Soy de ideas fijas. Como muchos otros consejos, el hecho de que la recomendación de usar una olla de cocción lenta -o slow cooker como se conocen en inglés- haya venido de mi suegra, causó inmediato rechazo.
Me casé con una familia de frontera. Platos como la carne deshebrada, un meat loaf con muchísima salsa catsup o aciditos dentro de una naranja eran muy presentes en sus mesas pero nuevos para mí.
Así fue como hace unos 15 años me regalaron mi primera slow cooker. Crock Pot, la marca por excelencia, aplaudida y presente en la cultura americana. Yo, honestamente, no sólo seguía con cierta tirria hacia el objeto sino la verdad es que no tenía ni la menor idea qué hacer con ella.
Pasaban los meses, y los años. Como buena cocinera y jugando a ser madre judía, que a través de cariños y calorías quiere más a los suyos, Lupe (la misma suegra que hasta hoy tengo) nos deleitaba con un coq au vin muy, pero muy bien hecho, o un stroganoff de campeonato. Al final, siempre remataba con la misma frase: “La hice en la slow cooker, como la tuya, que nunca has usado”. Un mensaje quejoso aunque siempre sonriente.
“La hice en la slow cooker, como la tuya, que nunca has usado”
Muchos años después, en una librería de París, especializada en cocina, me encontré con un estante repleto de ediciones dedicadas a recetas para ollas de cocción lenta. Me sorprendió. Había estudiado cocina en Francia y si hay algo que respetan los franceses, casi hasta la necedad, son las técnicas de antes, el old school de la cocina.
Pero las cosas habían cambiado, y las recetas de cásicos platillos franceses ya estaban traducidas a porciones y pasos de una olla de este tipo. Compré tres libros y seguía sin usar mi olla.
No fue sino hasta una década después que me reencontré con Shelley, una estupenda cocinera inglesa que vivió en México, y que durante años colaboró con la revista Gourmet -ese ícono de la literatura gastronómica que los que quisimos, atesoramos en colección-, que despertó mi curiosidad por la slow cooker.

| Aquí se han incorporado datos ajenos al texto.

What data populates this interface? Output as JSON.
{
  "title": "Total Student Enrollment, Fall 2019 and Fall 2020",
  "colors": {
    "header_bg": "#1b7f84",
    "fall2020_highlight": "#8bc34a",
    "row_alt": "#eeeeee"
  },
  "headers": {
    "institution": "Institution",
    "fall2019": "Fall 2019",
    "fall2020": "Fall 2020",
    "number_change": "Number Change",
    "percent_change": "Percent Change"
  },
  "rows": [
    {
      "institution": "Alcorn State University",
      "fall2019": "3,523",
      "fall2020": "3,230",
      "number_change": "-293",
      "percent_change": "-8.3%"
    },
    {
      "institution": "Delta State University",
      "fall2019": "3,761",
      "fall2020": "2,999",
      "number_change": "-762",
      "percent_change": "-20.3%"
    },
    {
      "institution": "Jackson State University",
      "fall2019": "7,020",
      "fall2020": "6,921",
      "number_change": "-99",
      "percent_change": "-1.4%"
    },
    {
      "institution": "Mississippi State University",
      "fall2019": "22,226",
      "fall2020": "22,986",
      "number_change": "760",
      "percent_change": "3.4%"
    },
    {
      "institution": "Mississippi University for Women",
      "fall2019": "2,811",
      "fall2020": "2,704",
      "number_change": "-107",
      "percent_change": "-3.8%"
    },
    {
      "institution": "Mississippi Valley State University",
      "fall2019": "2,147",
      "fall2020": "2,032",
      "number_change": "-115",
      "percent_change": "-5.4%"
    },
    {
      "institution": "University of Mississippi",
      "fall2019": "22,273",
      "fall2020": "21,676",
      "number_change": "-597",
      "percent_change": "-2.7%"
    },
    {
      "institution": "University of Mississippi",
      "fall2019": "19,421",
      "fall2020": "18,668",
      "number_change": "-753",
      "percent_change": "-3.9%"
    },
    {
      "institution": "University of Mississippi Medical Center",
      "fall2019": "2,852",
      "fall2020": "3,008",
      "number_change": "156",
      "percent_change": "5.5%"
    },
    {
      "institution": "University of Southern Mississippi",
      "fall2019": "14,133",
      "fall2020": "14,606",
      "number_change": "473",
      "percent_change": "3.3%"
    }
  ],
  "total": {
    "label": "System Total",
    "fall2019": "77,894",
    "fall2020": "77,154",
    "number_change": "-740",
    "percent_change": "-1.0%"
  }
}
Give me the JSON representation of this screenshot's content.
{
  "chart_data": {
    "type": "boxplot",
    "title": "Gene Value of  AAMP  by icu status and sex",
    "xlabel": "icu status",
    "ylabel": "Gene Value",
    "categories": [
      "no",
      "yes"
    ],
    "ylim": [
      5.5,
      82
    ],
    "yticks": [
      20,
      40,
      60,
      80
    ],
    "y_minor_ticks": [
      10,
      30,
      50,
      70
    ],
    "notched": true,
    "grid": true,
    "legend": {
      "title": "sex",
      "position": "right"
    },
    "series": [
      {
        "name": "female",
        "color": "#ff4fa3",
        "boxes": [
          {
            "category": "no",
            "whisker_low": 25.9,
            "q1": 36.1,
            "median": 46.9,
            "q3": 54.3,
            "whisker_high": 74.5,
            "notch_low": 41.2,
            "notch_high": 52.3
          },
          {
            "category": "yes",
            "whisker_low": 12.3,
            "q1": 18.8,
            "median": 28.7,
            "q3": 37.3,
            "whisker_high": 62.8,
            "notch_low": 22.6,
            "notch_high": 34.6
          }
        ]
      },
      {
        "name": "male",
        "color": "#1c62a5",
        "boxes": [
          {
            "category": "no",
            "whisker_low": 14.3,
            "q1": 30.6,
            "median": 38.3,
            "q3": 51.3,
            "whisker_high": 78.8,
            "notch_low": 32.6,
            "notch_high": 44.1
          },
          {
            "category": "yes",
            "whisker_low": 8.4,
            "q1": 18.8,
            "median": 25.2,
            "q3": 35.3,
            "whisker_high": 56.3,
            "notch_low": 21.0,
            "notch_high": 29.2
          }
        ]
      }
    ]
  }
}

Shelley me hizo un clam chowder maravilloso, ligerito y con un sabor profundo a almeja y a tocino. No sólo me enseñó a usar prioritariamente el agua de las almejas “baby” en lata, a moler un poco de papa (pero solo poquita) para espesar el caldo y a excederme en pimienta (pues es como mejor sabe), sino me aseguró que siempre era más sabrosa hecha en slow cooker.
Ya no tuve salida. Llegué a casa, desempolvé una Crock Pot enorme con capacidad hasta de 8 litros y cociné.
Entendía que la baja y constante temperatura durante un largo periodo de tiempo siempre resaltaba sabores y ayudaba a las proteínas, pero hasta ese momento comprendí que, en este caso, era cuestión de conectarla a la corriente eléctrica, vaciar los ingredientes y prenderlo en low, medium o high, las únicas temperaturas que maneja.
Ahí comenzó mi obsesión por conocer todo alrededor de las ollas de cocción lenta. Dominé los tamaños ofertados, desde el medio litro hasta los diez litros aproximadamente, así como las temperaturas que manejan, que oscilan entre los 70 °C y 95 °C. Compré muchas, demasiadas, y comencé a jugar y cocinar con ellas a tal grado que hoy hay ciertas recetas que solamente hago en mi Crock Pot más viejita, la más querida. La salsa de tomate para pasta siempre va a ser mejor, y, créanme, el pollo con cítricos y ciruelas -ese clásico francés cuya receta me compartió el cocinero de Trou mi Lou, brasserie de barrio sobre el Sena, es inolvidable en mi olla.
Los años lo hacen a uno menos intolerante. Los años templan y hoy comerse un chili dog, entre comidas y a dos horas de una reservación en el mejor restaurante de California, dejó de ser causal de divorcio; también conviven armoniosamente en mi cocina, con igual jerarquía, un molcajete de El Seco, Puebla, un sartén de cobre michoacano y seis alegres Crock Pots de diferentes tamaños.